Equivariant embeddings satisfy non-squeezing, leading to new capacities

Abstract

Let $n\ge 2$ be an integer and let $p$ be a prime number. We prove that the analog of Gromov's non-squeezing theorem does not hold for $p$-adic embeddings: for any $p$-adic absolute value $R$, the entire $p$-adic space $(\mathbb{Q}_p)^{2n}$ is symplectomorphic to the $p$-adic cylinder $\mathrm{Z}_p^{2n}(R)$ of radius $R$, showing a degree of flexibility which stands in contrast with the real case. However, some rigidity remains: we prove that the $p$-adic affine analog of Gromov's result still holds.

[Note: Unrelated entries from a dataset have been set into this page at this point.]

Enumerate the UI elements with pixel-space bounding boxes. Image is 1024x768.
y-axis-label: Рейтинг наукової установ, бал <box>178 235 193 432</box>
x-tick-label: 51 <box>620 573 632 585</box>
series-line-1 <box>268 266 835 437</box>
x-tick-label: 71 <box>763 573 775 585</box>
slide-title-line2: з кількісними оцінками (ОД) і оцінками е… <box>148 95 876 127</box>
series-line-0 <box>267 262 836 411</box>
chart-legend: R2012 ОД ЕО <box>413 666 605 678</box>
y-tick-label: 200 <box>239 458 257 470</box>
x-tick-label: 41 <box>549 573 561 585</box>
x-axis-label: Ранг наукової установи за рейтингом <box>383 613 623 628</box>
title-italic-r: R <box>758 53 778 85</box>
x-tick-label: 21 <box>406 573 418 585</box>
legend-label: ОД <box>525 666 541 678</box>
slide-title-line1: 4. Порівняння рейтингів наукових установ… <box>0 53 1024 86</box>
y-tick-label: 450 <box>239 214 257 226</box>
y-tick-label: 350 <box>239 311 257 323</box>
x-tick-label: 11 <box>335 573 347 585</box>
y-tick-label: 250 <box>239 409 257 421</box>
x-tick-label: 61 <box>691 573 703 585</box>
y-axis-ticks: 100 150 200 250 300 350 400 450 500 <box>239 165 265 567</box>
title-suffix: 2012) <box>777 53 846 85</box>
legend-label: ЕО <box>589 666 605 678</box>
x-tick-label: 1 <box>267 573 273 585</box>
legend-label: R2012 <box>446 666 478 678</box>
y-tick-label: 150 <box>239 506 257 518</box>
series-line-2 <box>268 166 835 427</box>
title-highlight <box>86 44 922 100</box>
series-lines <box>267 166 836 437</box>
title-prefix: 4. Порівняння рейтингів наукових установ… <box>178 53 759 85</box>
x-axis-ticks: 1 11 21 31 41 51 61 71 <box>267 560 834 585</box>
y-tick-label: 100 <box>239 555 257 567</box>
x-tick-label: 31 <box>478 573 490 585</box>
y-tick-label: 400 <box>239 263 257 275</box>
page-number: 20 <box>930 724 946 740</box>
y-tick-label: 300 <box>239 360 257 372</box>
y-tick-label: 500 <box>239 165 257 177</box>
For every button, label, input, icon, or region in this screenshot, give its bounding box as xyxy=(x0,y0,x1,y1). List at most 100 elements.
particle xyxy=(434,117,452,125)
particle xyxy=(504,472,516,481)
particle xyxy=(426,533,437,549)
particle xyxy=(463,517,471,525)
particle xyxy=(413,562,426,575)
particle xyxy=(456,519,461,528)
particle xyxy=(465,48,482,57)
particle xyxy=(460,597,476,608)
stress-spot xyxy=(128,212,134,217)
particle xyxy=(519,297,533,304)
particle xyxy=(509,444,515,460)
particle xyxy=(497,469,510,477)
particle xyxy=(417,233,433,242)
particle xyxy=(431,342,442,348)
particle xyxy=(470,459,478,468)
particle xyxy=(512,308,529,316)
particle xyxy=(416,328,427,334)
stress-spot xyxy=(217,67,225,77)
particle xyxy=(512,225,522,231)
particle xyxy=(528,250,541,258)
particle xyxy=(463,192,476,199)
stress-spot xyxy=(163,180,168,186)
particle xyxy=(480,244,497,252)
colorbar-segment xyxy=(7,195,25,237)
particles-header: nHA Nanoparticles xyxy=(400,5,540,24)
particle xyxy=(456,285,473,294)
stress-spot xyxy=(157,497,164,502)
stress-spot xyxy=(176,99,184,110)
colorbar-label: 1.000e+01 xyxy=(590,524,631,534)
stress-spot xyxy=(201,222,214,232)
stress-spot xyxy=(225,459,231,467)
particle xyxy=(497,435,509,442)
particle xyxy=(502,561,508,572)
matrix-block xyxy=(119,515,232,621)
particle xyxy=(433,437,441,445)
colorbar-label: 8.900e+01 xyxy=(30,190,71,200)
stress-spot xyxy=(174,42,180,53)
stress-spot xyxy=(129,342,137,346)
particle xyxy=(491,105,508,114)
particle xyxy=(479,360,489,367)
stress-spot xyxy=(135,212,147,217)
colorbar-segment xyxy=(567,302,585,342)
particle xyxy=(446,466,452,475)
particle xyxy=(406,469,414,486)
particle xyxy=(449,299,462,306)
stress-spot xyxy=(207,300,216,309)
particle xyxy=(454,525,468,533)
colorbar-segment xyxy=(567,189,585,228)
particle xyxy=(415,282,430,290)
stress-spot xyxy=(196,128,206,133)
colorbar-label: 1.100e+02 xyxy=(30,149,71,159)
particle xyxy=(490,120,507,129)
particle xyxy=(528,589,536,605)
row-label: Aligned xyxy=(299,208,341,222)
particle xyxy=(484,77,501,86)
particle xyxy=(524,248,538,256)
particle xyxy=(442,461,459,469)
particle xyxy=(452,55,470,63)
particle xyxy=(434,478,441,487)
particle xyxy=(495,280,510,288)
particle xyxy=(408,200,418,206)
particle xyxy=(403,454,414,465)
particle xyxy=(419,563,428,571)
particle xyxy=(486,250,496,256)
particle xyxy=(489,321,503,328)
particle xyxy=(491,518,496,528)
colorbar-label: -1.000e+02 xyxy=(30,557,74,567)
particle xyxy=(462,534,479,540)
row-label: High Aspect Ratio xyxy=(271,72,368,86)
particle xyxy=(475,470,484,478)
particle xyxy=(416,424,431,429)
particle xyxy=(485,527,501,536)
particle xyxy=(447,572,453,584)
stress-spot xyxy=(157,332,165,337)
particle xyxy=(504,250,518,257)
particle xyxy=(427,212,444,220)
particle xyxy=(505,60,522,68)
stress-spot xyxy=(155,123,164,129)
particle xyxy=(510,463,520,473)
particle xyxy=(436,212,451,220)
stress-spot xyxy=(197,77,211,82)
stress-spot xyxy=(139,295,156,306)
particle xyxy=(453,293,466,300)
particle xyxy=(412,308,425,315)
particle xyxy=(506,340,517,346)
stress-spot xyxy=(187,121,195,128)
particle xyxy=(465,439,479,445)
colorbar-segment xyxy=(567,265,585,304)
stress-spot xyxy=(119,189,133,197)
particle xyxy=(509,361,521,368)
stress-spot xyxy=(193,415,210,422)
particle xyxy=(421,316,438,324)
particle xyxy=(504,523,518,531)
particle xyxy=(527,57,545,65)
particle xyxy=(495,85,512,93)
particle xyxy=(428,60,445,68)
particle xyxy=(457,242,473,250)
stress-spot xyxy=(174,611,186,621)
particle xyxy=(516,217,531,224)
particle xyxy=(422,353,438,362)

We will also show that in the non-linear situation, if the $p$-adic embeddings are equivariant with respect to a torus action, then non-squeezing holds, which generalizes a recent result by Figalli, Palmer and the second author. This allows us to introduce equivariant $p$-adic analytic symplectic capacities, of which the $p$-adic equivariant Gromov width is an example.